Reporting by the New York Times and Washington Post — some from months ago — when pieced together and considered in tandem with past practices related to presidential and other governmental records, reveals this reality. The relevant reporting started no later than February of this year, when the Washington Post broke the news that the National Archives and Records Administration (NARA) confirmed in a statement, issued by the then-archivist of the United States David S. Ferriero, that in January of 2022 NARA had retrieved from Mar-a-Lago 15 boxes of presidential records, which according to sources included items such as mementos, gifts, and letters.
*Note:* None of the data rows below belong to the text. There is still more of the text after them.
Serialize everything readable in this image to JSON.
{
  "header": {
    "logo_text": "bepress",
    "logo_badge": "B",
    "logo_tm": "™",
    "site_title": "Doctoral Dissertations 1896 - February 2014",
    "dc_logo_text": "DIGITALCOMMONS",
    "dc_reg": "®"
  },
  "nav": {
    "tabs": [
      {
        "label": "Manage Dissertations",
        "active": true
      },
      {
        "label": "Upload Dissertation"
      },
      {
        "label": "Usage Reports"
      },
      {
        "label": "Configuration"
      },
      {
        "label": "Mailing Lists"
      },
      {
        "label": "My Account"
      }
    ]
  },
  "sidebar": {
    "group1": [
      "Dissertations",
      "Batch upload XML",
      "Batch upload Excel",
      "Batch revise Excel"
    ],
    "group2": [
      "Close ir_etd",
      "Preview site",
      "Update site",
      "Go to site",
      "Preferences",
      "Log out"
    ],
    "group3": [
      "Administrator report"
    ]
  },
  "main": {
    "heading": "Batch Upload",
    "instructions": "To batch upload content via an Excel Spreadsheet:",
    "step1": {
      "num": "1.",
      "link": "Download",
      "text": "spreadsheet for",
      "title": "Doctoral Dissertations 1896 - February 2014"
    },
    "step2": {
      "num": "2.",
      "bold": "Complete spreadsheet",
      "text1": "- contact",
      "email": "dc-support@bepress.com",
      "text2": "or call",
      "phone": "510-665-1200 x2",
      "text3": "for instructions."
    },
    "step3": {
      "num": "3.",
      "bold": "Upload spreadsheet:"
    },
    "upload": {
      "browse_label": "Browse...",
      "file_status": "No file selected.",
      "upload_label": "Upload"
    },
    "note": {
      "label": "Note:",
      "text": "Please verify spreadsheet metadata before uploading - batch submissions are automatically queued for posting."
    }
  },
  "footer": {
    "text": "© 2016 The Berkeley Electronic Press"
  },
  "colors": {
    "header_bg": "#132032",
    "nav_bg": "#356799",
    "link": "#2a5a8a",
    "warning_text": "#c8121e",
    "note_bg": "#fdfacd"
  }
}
NARA added that Trump representatives were “continuing to search” for additional records.
Months later, in interviewing the then-recently retired Ferriero, the Washington Post detailed the origins of the retrieval of the 15 boxes. At the conclusion of Trump’s presidency, the Post reported, Ferriero “was told by the White House Office of Records Management about a group of boxes in the White House residence that should go to the Archives.”